[Date Prev][Date Next][Thread Prev][Thread Next][Date Index][Thread Index]
The Next Step
Folks,
In this message I will attempt to distill the discussions on this
list, and focus them a bit.
1) I would like to follow up on Jan Michael Rynning's comment that
8bit/no line length restrictions are not binary. It is becoming
clear that one possible goal or sending binary via SMTP is not as
simple as it at first appeared to many of us. Besides the CRLF
translations, the issues of implementations being written assuming the
line length present real obstacles to deploying modified mailers.
We may wish to define a second new transmission mode, BINARY, to
open the door to multi-media mail. At this point, someone needs to
convince me and this list that this is worth the rather extensive
overhaul of the system. For me, this is becoming the 821/822 <=>
X.400 breaking point.
In all circumstances, any change to the standards that is a
violation of current specifications, must be negotiated. This may
be by version number, or by explicit feature negotiation. This is
just plain good sense, and is likely to be enforced by the IESG or
the IAB.
2) We need to define a new standard character set to replace US ASCII.
To answer John Klensin, it is of my own belief that using SMTP to
shift character sets in and out is inappropriate. That is much
more a message format level function. Now, I'm not opposed to
using a character set that itself escape-shifts pages in and out, or a
multi-byte character set that retains ascii compatibility. (whatever
that means)
a) My personal preference is to have a character set that is not limited to
western characters (latin-1), however, if someone makes a good
argument, I may be led to believe that multi-byte character sets
can( and should?) be encoded in the standard 7 or 8 bit character set.

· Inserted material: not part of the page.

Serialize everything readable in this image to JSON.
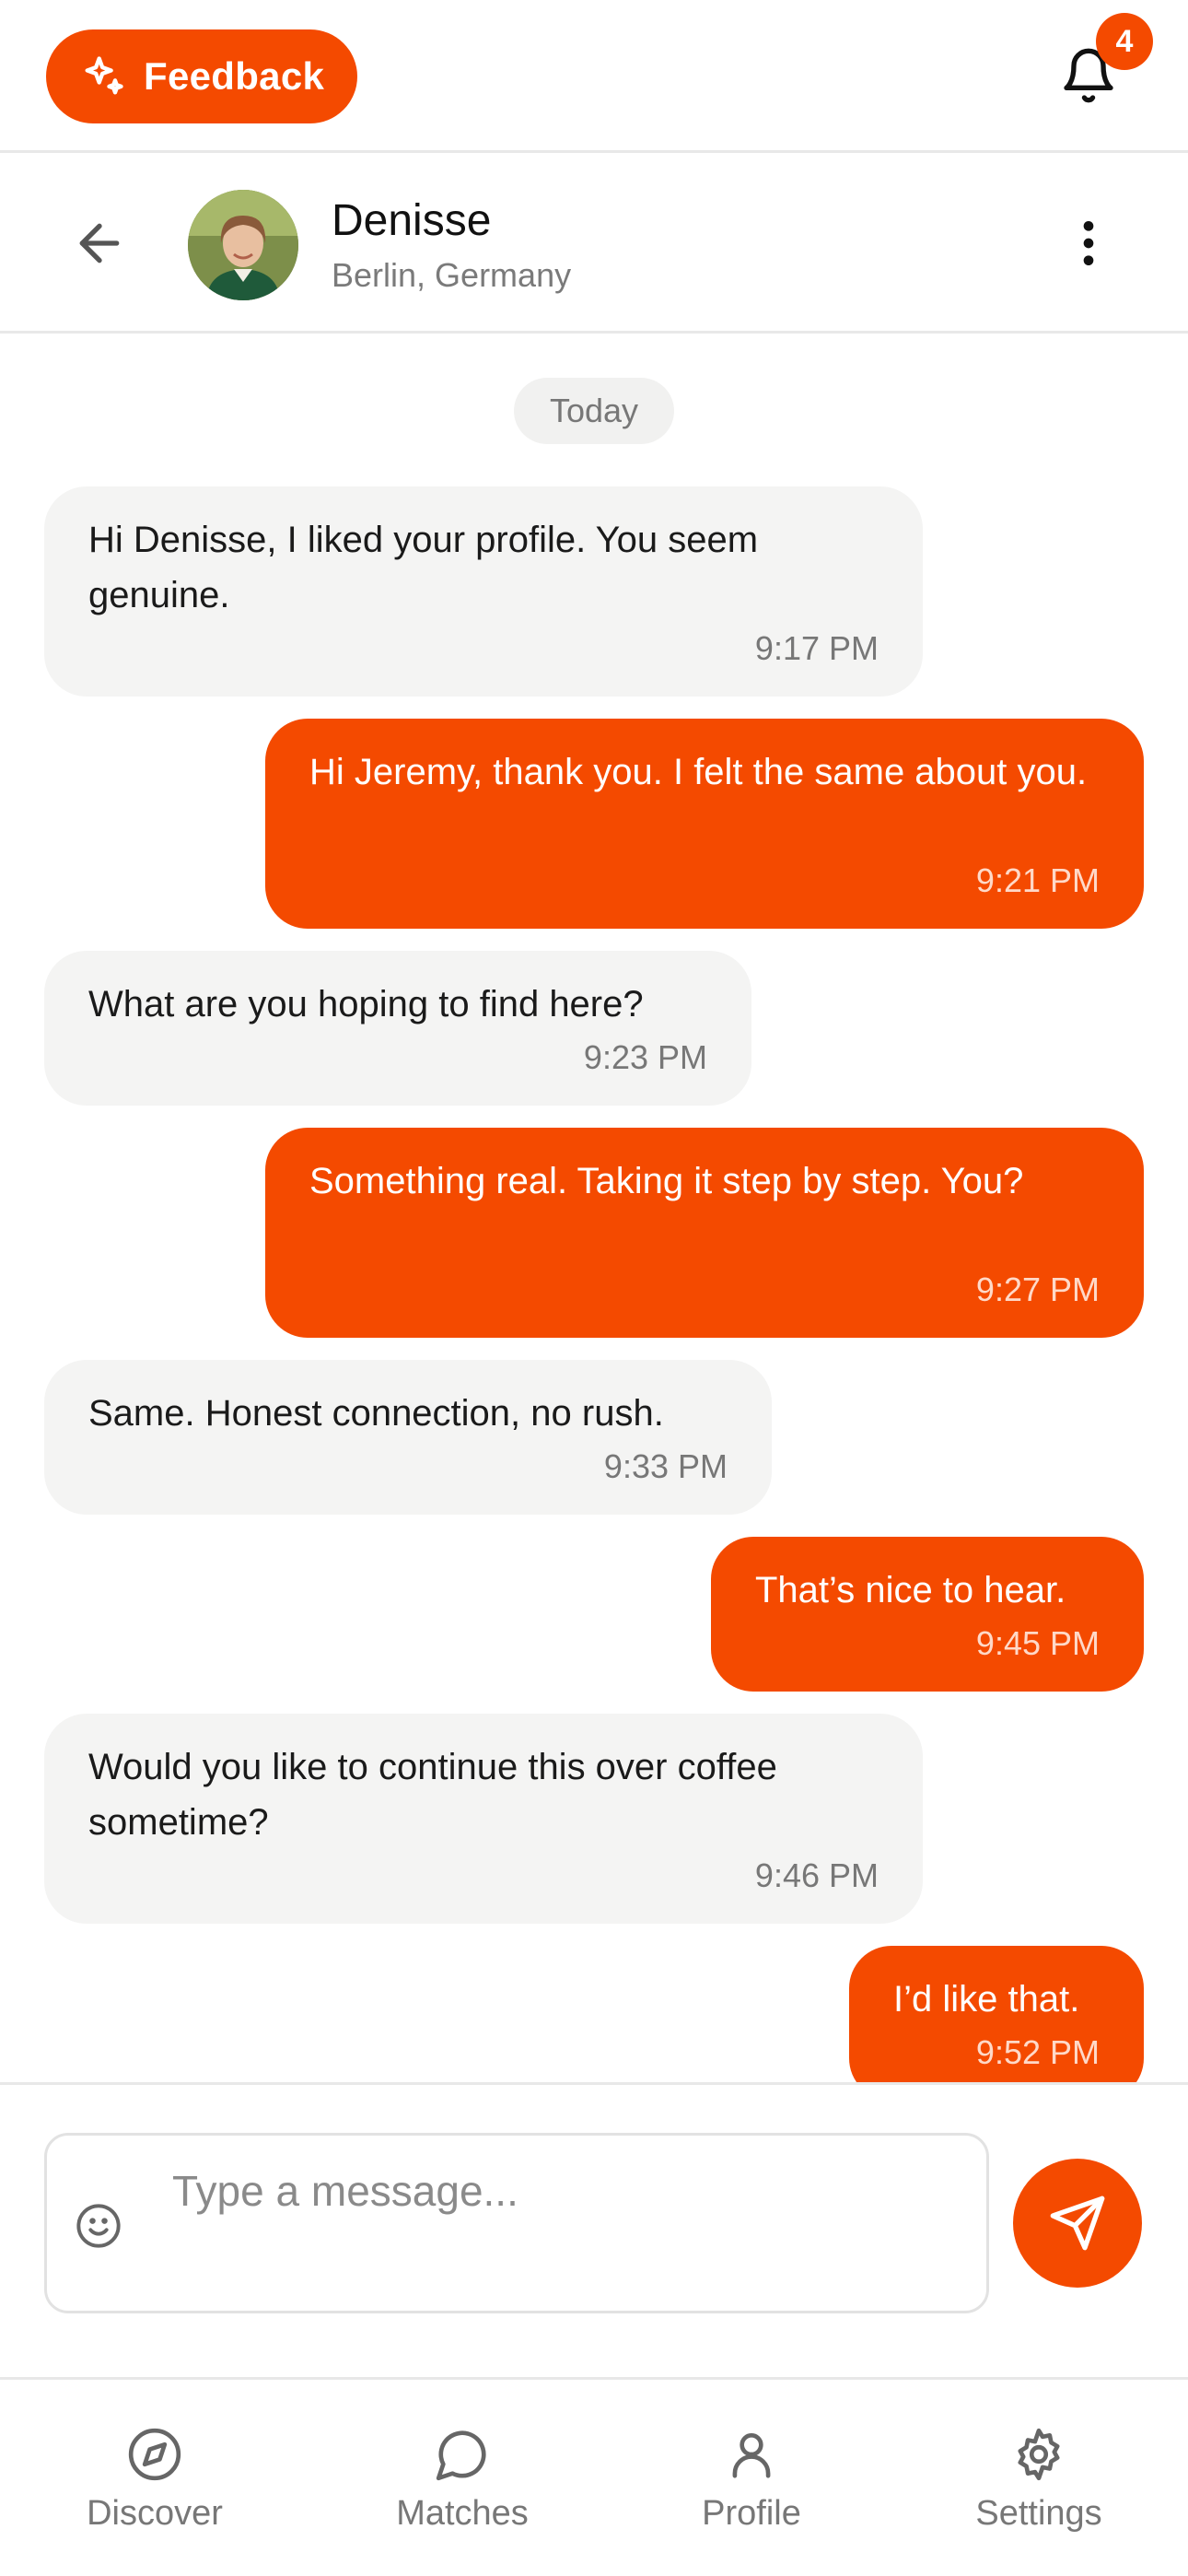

b) With the 8 bit systems, a standard mechanism should be defined
in SMTP transport to convert into a 7 bit representation without data
loss. This is important. Information loss will prevent bits
systems from ever being used for efficient transport, or
multi-media, and encoded data because 7 bit systems will continue to
exist.
I have not heard much discussion on how to do this. From
an "old" UA point of view, most of the conversions I've heard
of that cause no info loss will be totally unintelligible. At
lease I can guess at missing letters in text with info loss.
Current ideas are Rynning's TEX-HEX and ISO 2022 (??). I would
welcome a summary of available encoding technology and ideas.
Implicit in these ideas is a determination on the primary type of use
this system will have, and whether is it optimized for
human-readability, or for efficiency of data transport. Specific
ideas on these trade-offs and encodings are solicited
3) I would like to put up the one paragraph strawman. If this is
acceptable, I will put it in the tentatively decided pile.
"Current changes to SMTP will include the elimination of the 7 bit
restriction in text, and the specification of a character set to
represents the 8 bit information. The specification of a Binary
mode for SMTP is the subject for possible future work. Binary data,
and character sets unsupported by the standard character set will
be handled by encoding defined in the message format documents"
Again I'm looking for specific ideas,
1) Is a decision to change the SMTP specification to use 8 bit
w/ no line length changes acceptable?
2) A summary(s) of available character sets, as well as an
evaluation of how (if at all) they handle non-western characters.
3) An encoding mechanism to convert from 7bit to 8 bit systems
with no data loss.
Thanks,
Greg Vaudreuil
Internet Mail Extensions Chair.